C. The preacher was saying that we should coach people rather than trying to make them into our image. He told a story about a person who came up to him and was thinking of joining the church. This person wanted the preacher to convince him that baptism was necessary, for this person was not yet convinced that it was. The preacher replied: “I am not going to try to convince you. What I will suggest is that you go home, read the Gospel of John and the Book of Acts, and come back and tell me what you think about baptism.” The person followed that advice and concluded that baptism was important.
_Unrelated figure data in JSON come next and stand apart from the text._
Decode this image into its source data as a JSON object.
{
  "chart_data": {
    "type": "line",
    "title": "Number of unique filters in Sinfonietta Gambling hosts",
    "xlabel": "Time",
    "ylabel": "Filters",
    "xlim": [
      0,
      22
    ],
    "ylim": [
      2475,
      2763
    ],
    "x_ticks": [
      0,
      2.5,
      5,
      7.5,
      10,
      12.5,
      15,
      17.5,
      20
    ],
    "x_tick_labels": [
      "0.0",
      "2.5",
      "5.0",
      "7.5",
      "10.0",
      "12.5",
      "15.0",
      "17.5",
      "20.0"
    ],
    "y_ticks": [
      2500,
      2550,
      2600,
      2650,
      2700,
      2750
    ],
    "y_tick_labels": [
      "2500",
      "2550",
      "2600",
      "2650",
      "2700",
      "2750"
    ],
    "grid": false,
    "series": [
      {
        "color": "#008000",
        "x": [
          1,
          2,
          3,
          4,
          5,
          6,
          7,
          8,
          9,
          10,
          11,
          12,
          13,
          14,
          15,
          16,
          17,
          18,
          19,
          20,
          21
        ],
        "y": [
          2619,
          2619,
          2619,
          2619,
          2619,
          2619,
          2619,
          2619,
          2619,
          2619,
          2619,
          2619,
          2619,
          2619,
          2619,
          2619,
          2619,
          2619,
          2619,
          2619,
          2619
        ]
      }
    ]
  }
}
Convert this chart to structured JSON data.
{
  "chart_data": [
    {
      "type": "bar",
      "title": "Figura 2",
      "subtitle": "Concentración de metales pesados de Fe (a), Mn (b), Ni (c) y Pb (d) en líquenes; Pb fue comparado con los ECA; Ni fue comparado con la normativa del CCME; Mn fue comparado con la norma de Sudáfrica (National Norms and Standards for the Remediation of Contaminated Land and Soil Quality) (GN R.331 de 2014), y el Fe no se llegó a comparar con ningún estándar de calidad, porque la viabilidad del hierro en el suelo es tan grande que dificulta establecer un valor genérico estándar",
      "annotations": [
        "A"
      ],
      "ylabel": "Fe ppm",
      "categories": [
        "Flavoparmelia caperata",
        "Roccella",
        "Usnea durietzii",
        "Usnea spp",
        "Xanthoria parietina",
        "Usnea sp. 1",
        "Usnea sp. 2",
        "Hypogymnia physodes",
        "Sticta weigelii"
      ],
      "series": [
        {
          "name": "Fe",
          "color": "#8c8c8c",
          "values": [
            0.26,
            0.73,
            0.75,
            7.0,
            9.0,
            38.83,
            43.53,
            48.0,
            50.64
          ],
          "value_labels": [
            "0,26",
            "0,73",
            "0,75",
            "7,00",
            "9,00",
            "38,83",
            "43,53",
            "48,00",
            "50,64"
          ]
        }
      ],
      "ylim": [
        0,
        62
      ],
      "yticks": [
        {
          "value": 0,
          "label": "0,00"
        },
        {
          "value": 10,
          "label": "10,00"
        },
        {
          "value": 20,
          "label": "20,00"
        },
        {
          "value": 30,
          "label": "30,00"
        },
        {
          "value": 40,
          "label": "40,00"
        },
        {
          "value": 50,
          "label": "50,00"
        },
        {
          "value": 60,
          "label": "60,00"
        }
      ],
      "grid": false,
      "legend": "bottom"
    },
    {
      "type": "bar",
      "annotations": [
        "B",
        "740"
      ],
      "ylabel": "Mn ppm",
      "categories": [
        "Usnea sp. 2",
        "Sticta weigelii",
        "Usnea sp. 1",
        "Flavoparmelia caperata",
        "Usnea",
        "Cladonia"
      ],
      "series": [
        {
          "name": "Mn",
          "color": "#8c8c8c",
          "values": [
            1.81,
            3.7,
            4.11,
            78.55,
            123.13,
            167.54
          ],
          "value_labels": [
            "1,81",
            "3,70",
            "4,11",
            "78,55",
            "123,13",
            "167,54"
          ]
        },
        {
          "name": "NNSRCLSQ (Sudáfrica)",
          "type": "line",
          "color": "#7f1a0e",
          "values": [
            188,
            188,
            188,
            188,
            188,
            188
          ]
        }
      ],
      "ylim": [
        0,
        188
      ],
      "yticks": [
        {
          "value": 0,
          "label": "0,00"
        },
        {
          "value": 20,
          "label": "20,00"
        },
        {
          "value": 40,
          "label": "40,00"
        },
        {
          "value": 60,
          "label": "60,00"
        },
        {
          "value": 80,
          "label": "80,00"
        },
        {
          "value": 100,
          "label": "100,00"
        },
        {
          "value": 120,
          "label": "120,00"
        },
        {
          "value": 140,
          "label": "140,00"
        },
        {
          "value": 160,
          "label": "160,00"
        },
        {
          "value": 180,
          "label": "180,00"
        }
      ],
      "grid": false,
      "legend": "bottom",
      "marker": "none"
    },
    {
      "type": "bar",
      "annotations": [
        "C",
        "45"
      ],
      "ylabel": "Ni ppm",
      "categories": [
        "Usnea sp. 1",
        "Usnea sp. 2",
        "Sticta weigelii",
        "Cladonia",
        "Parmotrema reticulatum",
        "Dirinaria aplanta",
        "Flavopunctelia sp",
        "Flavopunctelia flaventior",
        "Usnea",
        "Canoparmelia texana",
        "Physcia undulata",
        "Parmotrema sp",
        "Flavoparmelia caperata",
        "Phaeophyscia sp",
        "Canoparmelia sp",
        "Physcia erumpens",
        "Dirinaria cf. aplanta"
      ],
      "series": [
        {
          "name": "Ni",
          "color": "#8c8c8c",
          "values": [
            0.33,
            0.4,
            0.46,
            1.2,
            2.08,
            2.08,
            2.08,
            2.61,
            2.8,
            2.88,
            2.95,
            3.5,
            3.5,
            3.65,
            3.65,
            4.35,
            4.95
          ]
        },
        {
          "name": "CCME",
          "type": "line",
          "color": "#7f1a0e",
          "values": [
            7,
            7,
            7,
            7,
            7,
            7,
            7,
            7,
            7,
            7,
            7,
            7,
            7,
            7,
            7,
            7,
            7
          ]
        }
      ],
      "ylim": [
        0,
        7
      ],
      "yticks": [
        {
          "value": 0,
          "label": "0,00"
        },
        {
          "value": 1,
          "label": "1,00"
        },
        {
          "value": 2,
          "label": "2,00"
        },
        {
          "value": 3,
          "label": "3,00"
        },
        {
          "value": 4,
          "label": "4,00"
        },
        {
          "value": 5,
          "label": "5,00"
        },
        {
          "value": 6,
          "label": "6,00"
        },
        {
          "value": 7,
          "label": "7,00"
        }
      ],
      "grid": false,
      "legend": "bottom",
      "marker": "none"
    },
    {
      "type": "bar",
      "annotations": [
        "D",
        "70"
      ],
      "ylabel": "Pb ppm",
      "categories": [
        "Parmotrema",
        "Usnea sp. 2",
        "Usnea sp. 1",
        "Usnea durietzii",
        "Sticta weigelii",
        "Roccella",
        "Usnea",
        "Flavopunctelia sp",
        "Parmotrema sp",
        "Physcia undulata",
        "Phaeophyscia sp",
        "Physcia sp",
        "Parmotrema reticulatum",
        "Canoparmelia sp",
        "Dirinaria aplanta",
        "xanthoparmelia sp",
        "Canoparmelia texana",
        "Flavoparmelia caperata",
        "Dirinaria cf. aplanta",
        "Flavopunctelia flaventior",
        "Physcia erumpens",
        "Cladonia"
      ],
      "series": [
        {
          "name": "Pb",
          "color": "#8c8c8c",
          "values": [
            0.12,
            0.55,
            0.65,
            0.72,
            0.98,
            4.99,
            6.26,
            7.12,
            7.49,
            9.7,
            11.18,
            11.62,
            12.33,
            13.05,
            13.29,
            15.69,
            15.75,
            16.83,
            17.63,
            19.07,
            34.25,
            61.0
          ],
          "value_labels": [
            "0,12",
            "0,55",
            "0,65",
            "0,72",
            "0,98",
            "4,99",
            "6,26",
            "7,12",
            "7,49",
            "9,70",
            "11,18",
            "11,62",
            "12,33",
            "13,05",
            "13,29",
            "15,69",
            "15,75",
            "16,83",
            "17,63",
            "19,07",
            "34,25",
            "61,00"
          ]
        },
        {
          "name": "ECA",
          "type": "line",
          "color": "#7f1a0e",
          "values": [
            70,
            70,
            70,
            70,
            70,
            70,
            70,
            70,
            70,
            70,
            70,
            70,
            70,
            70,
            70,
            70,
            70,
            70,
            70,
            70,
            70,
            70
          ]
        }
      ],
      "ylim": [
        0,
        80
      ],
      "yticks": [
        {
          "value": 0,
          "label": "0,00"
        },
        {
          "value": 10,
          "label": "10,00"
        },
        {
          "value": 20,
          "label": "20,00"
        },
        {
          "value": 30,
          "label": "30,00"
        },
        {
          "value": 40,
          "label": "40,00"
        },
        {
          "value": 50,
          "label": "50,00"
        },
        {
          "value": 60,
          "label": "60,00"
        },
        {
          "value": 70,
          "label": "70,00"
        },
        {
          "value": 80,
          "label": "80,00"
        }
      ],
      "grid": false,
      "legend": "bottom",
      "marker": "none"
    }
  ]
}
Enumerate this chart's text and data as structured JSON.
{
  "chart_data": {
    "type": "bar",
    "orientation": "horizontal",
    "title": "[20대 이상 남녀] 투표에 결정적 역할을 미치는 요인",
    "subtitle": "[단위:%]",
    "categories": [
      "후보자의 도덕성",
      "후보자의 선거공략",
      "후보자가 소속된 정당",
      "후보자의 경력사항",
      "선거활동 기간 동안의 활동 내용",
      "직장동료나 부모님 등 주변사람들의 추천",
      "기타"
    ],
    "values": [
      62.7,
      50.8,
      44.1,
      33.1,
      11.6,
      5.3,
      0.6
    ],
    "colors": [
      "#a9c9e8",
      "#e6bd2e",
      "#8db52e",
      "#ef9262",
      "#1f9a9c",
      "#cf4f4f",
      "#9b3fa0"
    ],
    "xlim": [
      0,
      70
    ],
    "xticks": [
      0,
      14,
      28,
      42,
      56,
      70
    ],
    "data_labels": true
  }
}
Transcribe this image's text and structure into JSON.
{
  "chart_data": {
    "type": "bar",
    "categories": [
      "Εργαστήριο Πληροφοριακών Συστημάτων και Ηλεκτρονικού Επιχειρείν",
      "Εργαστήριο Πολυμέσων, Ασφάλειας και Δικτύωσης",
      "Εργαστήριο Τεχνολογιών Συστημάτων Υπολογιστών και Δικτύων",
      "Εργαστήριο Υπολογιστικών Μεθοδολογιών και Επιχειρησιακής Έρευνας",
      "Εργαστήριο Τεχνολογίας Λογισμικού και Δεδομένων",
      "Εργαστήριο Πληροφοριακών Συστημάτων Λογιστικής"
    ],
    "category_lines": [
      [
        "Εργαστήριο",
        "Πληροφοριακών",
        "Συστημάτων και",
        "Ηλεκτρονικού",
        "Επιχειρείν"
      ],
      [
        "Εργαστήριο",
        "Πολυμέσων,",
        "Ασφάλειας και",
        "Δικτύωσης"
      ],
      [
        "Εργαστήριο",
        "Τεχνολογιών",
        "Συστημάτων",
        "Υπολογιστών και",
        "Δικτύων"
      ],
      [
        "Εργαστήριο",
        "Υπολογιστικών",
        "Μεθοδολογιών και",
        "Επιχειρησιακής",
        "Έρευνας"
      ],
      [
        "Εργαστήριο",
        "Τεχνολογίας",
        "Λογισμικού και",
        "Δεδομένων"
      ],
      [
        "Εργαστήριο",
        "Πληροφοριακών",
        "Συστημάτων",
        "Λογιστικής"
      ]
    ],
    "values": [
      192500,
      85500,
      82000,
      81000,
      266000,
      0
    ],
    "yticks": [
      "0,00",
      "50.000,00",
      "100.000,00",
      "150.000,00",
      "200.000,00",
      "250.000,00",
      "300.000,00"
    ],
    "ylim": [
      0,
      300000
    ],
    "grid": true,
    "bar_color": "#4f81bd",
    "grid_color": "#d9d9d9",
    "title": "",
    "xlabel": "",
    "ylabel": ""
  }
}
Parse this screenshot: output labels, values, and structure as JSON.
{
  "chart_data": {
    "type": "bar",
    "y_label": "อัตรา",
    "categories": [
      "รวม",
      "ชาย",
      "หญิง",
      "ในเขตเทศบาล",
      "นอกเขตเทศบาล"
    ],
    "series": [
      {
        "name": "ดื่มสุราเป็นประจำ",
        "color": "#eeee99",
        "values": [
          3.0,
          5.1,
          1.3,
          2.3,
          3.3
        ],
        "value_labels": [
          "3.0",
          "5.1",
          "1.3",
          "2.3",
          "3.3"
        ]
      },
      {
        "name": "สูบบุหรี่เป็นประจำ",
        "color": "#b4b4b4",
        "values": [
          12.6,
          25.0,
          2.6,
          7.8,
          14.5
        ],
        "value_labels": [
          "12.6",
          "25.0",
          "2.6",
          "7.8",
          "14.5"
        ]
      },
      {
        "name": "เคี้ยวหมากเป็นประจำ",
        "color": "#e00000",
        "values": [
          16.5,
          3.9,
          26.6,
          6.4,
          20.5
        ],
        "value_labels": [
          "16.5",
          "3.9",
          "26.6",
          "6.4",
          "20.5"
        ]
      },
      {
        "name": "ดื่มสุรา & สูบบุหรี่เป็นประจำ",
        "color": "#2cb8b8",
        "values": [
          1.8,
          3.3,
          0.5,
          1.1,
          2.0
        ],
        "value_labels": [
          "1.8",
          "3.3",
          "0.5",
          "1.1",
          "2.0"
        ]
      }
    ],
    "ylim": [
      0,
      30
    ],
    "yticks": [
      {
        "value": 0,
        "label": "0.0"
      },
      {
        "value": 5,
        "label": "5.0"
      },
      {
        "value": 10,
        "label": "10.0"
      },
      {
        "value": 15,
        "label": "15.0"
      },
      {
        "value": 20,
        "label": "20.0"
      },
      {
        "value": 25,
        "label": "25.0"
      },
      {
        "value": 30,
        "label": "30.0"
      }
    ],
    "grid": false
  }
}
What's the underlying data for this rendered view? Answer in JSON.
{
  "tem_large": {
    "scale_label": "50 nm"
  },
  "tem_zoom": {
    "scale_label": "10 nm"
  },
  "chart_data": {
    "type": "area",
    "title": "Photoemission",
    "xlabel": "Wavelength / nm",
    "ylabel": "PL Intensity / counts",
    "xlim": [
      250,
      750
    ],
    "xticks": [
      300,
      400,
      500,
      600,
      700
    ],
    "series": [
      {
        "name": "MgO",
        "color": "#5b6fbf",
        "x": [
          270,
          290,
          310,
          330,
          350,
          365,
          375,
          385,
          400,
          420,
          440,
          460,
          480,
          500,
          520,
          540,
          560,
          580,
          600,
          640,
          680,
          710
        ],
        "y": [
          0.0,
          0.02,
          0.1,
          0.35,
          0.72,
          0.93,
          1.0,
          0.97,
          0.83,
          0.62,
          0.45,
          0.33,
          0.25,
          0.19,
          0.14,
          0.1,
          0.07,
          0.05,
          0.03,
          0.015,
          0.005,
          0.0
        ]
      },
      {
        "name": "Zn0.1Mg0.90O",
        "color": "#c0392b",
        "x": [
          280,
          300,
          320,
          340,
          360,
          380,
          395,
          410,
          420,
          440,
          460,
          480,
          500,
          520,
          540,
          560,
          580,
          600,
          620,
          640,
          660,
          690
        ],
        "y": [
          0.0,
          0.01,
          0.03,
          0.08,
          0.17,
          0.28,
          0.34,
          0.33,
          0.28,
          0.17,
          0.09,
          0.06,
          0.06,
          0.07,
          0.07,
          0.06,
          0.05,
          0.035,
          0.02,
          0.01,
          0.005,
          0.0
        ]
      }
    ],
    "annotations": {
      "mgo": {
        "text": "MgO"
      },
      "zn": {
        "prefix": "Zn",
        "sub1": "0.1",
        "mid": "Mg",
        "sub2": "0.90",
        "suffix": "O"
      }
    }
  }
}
I am ambivalent when people respond to my concerns with “Read this book.” On the one hand, I like that approach because it holds that my spiritual life is my own: it is not up to somebody else to believe for me or to think for me, for that is my responsibility and privilege. On the other hand, I do feel as if such an approach throws me out into the cold: I am seeking relationship or interaction, and I am told to “Read this book.” Maybe there is a medium somewhere: a way for faith to be personal and individual, but not lonely. If I had to choose between the two extremes, though, I would choose to read and draw my own conclusions.
D. I like complexity because I like depth. If I were to believe that a few simple concepts was all that there was to Christianity, then I would be bored indeed. There are times when I should stop overthinking, though, and let things be.